Unlike many other series of Bank of America preferred stock, Series L is not redeemable by Bank of America at any time (but Series L can be converted, and we'll discuss this soon). While most series of B of A preferreds trade near liquidation value, a rise in investor confidence surrounding B of A could push prices of B of A preferreds above liquidation. Under that scenario, Bank of America could redeem the preferreds at liquidation limiting potential upside.
Bank of America has already been redeeming some higher yielding classes of preferreds at liquidation. Bank of America Series L preferreds avoid this redemption risk and allow investors to see the full upside of a B of A preferred stock recovery.
But also unlike other series of B of A preferreds, Series L gives exposure to Bank of America common stock upside as well. Series L is convertible at the holder's option to 20 shares of Bank of America common stock at $50 per share (making whole on the $1,000 liquidation value).
There are many reasons to be bullish on Bank of America. A low price to book value, substantial potential earnings growth, greater dividends and share buybacks, and a slowly recovering economy. I've seen reasonable arguments made that B of A common shares could be in the $20 range next year with some predictions figuring for a share price in the $30 range over the next few years. While this would make for great returns for current common stock investors, it's still quite a distance away from the $50 per share conversion level in Series L.
But with Series L not being redeemable for cash by B of A, Series L investors essentially get a perpetual option to buy 20 shares of B of A at $50 per share. And since Series L provides roughly the same yield as other classes of B of A preferreds, this option comes at virtually no cost to the buyer.
It should be noted that B of A can convert Series L to common stock at its own option; however, the common stock price must be at least 30% above the $50 conversion price for 20 of the 30 previous trading days. In other words, Bank of America would have to shell out at least $1,300 in common stock to redeem Series L, currently trading around $1,050.
Royal Bank of Scotland Group (NWG 1.92%) remains a hot button political issue in the U.K. as the financial giant remains effectively 81% owned by the government.
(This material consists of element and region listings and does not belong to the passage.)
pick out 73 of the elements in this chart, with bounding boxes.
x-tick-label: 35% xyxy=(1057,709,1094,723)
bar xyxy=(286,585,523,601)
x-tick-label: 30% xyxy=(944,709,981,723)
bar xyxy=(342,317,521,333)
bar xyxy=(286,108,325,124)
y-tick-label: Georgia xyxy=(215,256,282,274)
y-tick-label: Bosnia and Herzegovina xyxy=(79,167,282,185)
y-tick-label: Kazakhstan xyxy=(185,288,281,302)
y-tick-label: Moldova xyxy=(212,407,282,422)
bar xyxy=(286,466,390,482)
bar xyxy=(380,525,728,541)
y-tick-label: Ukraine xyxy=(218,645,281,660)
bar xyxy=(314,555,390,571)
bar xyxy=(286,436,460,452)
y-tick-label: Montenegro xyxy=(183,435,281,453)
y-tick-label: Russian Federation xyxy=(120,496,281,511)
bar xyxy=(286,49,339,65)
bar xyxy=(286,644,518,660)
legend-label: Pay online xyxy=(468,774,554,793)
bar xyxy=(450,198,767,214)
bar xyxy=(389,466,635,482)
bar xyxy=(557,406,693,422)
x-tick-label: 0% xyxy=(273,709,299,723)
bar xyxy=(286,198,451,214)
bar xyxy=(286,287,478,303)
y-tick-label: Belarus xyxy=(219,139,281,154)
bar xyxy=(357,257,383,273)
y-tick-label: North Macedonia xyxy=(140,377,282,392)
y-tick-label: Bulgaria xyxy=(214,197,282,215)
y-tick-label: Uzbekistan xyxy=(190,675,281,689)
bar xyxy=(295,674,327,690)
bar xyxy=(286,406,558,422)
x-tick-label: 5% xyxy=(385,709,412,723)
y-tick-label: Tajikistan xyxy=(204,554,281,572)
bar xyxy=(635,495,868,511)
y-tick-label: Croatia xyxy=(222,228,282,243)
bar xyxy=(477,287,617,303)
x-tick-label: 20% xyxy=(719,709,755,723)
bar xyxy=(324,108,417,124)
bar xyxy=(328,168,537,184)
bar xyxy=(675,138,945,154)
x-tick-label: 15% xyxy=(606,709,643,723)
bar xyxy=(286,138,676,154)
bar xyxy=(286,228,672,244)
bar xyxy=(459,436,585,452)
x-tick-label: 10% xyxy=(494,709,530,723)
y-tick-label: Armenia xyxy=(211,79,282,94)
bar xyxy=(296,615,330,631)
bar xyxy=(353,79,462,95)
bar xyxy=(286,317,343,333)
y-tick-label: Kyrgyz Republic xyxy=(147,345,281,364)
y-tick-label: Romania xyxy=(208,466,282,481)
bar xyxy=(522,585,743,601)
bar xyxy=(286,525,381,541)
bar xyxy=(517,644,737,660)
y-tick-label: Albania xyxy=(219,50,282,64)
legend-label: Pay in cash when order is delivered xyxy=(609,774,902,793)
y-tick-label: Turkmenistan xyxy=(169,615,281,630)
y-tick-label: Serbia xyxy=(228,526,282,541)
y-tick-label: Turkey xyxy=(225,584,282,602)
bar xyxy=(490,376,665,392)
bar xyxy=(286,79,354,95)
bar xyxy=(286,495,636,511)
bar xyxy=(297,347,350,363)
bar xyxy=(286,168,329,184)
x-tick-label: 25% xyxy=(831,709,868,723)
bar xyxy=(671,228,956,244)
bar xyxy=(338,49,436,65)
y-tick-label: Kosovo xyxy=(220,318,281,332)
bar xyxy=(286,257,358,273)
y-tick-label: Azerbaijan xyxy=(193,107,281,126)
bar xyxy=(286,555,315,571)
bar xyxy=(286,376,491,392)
Fears surrounding the potential actions of the government have kept yields on many series of RBS preferred stock above 7%.
Investors willing to accept this risk on the idea that the government will eventually reprivatize the bank not only collect 7%+ yields, but can acquire preferred shares at a substantial discount to liquidation value. With $25 liquidation values, many shares trade below the $22 range with RBS Series L preferred stock (NYSE: RBS-L) occasionally slipping below $20 per share while still offering a 7.2% current yield. As with Bank of America, RBS has enough series of preferred stock to fill a shopping catalog, so investors should look at other series as well and decide which is best for them.
If RBS is returned to the private sector or a clear plan for doing so is laid out, RBS preferreds could rise closer to liquidation value. Additionally, stronger earnings and a better outlook likely to happen in a European banking recovery should increase confidence in RBS, making preferred stock less risky and more valuable.